Пинега того времени знала следующие болезни: лихоманку, потрясуху, ломовиху, икотницу, гнетуху, жаруху и маяльницу. Не обозначенные в медицинской литературе, эти болезни широко были известны на Севере. Как правило, все они излечивались одним способом, завещанным еще праотцами. Обычно к больному, когда он заснет, подкрадывались исподтишка и выливали на него ушат воды колодезной, после чего болящий с испугу вскакивал. Ежели здоров — то уже не ложился, а если бог призывал его к себе настоятельно — то уже и не вставал, со смирением христианским поджидая гласа трубы смертной.

А вот чем была больна Липочка Аккуратова, дочь исправника, того никто не знал. Занедужила с шестого класса гимназии ногами. Чем дальше — тем хуже. Пришлось с учения снять, дома девицу содержать, и было то для исправника тяжко. Коли кто спрашивал его о здоровье дочери, он с болью сердечной отмахивался:

— Э-э, лучше и не говори…

Липочке всего семнадцать лет. Невеселая молодость, неуютный родительский дом, молодящаяся мачеха, нянька пьет по углам наливки; зачитанный томик стихов Некрасова, изредка письма гимназических подруг и больные ноги. Сама же Липочка считала, что вся ее болезнь — только от страха: в Архангельске ее напугал до смерти один пьяный на улице; от страха ноги у нее подкосились.

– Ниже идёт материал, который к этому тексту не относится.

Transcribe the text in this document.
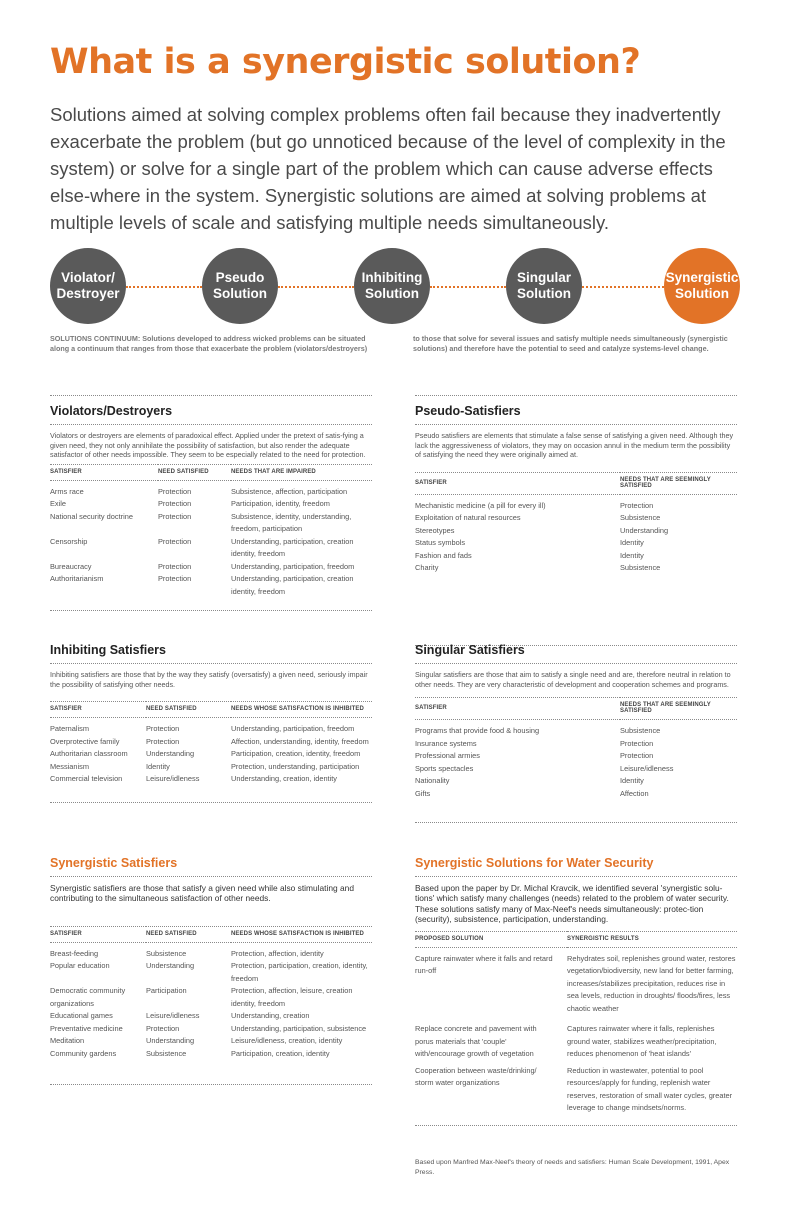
What is a synergistic solution?
Solutions aimed at solving complex problems often fail because they inadvertently exacerbate the problem (but go unnoticed because of the level of complexity in the system) or solve for a single part of the problem which can cause adverse effects else-where in the system. Synergistic solutions are aimed at solving problems at multiple levels of scale and satisfying multiple needs simultaneously.
Violator/
Destroyer
Pseudo
Solution
Inhibiting
Solution
Singular
Solution
Synergistic
Solution
SOLUTIONS CONTINUUM: Solutions developed to address wicked problems can be situated along a continuum that ranges from those that exacerbate the problem (violators/destroyers)
to those that solve for several issues and satisfy multiple needs simultaneously (synergistic solutions) and therefore have the potential to seed and catalyze systems-level change.
Violators/Destroyers
Violators or destroyers are elements of paradoxical effect. Applied under the pretext of satis-fying a given need, they not only annihilate the possibility of satisfaction, but also render the adequate satisfactor of other needs impossible. They seem to be especially related to the need for protection.
SATISFIER	NEED SATISFIED	NEEDS THAT ARE IMPAIRED
Arms race	Protection	Subsistence, affection, participation
Exile	Protection	Participation, identity, freedom
National security doctrine	Protection	Subsistence, identity, understanding, freedom, participation
Censorship	Protection	Understanding, participation, creation identity, freedom
Bureaucracy	Protection	Understanding, participation, freedom
Authoritarianism	Protection	Understanding, participation, creation identity, freedom
Pseudo-Satisfiers
Pseudo satisfiers are elements that stimulate a false sense of satisfying a given need. Although they lack the aggressiveness of violators, they may on occasion annul in the medium term the possibility of satisfying the need they were originally aimed at.
SATISFIER	NEEDS THAT ARE SEEMINGLY SATISFIED
Mechanistic medicine (a pill for every ill)	Protection
Exploitation of natural resources	Subsistence
Stereotypes	Understanding
Status symbols	Identity
Fashion and fads	Identity
Charity	Subsistence
Inhibiting Satisfiers
Inhibiting satisfiers are those that by the way they satisfy (oversatisfy) a given need, seriously impair the possibility of satisfying other needs.
SATISFIER	NEED SATISFIED	NEEDS WHOSE SATISFACTION IS INHIBITED
Paternalism	Protection	Understanding, participation, freedom
Overprotective family	Protection	Affection, understanding, identity, freedom
Authoritarian classroom	Understanding	Participation, creation, identity, freedom
Messianism	Identity	Protection, understanding, participation
Commercial television	Leisure/idleness	Understanding, creation, identity
Singular Satisfiers
Singular satisfiers are those that aim to satisfy a single need and are, therefore neutral in relation to other needs. They are very characteristic of development and cooperation schemes and programs.
SATISFIER	NEEDS THAT ARE SEEMINGLY SATISFIED
Programs that provide food & housing	Subsistence
Insurance systems	Protection
Professional armies	Protection
Sports spectacles	Leisure/idleness
Nationality	Identity
Gifts	Affection
Synergistic Satisfiers
Synergistic satisfiers are those that satisfy a given need while also stimulating and contributing to the simultaneous satisfaction of other needs.
SATISFIER	NEED SATISFIED	NEEDS WHOSE SATISFACTION IS INHIBITED
Breast-feeding	Subsistence	Protection, affection, identity
Popular education	Understanding	Protection, participation, creation, identity, freedom
Democratic community organizations	Participation	Protection, affection, leisure, creation identity, freedom
Educational games	Leisure/idleness	Understanding, creation
Preventative medicine	Protection	Understanding, participation, subsistence
Meditation	Understanding	Leisure/idleness, creation, identity
Community gardens	Subsistence	Participation, creation, identity
Synergistic Solutions for Water Security
Based upon the paper by Dr. Michal Kravcik, we identified several 'synergistic solu-tions' which satisfy many challenges (needs) related to the problem of water security. These solutions satisfy many of Max-Neef's needs simultaneously: protec-tion (security), subsistence, participation, understanding.
PROPOSED SOLUTION	SYNERGISTIC RESULTS
Capture rainwater where it falls and retard run-off	Rehydrates soil, replenishes ground water, restores vegetation/biodiversity, new land for better farming, increases/stabilizes precipitation, reduces rise in sea levels, reduction in droughts/ floods/fires, less chaotic weather
Replace concrete and pavement with porus materials that 'couple' with/encourage growth of vegetation	Captures rainwater where it falls, replenishes ground water, stabilizes weather/precipitation, reduces phenomenon of 'heat islands'
Cooperation between waste/drinking/ storm water organizations	Reduction in wastewater, potential to pool resources/apply for funding, replenish water reserves, restoration of small water cycles, greater leverage to change mindsets/norms.
Based upon Manfred Max-Neef's theory of needs and satisfiers: Human Scale Development, 1991, Apex Press.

— Вот если бы кто меня опять напугал! — мечтала она. — Может, новый страх победит страх прошлый, и я тогда пойду…

Липочка берет костыли, выходит на крыльцо, дает унылому Полкану лизать свои руки, а сама плачет… Архангельские врачи советовали ехать в Баден-Баден или пробыть сезон на купаниях в Аркашоне, что до глубины души возмутило исправника.

— Вам легко рецепты писать, — ругал он врачей. — Как же! Сел и поехал… Экие деньги, чтобы в воде лежать. Фелшар мой в уезде того не сказывал, чтобы ехать из России!

Так и осталась девушка вековать в Пинеге. Добрая и жалостливая, словно вытканная из незлобия и наивности детской, Липочка бинтовала кошкам и собакам перебитые лапы, а когда кто-либо из ее пациентов умирал, уносила их в сад и закапывала; там у нее было уже целое кладбище — кошачье и собачье.

Осенью ее возили в село Долгощелье, к одному зырянину, что славился в уезде как ловкий знахарь. Заросший густыми волосами, как леший (а глаза — молодые-молодые), этот знахарь, ухмыляясь чему-то в бесовскую бороду, отнес Липочку в жаркую темную баню. Там он играючи швырял на каменку ушаты с водой, хлестал по ногам девушки вересковым веником.

И весело покрикивал на девицу, словно на лошадь:

— Нно-о, милая… поехали за орехами. Нно-о!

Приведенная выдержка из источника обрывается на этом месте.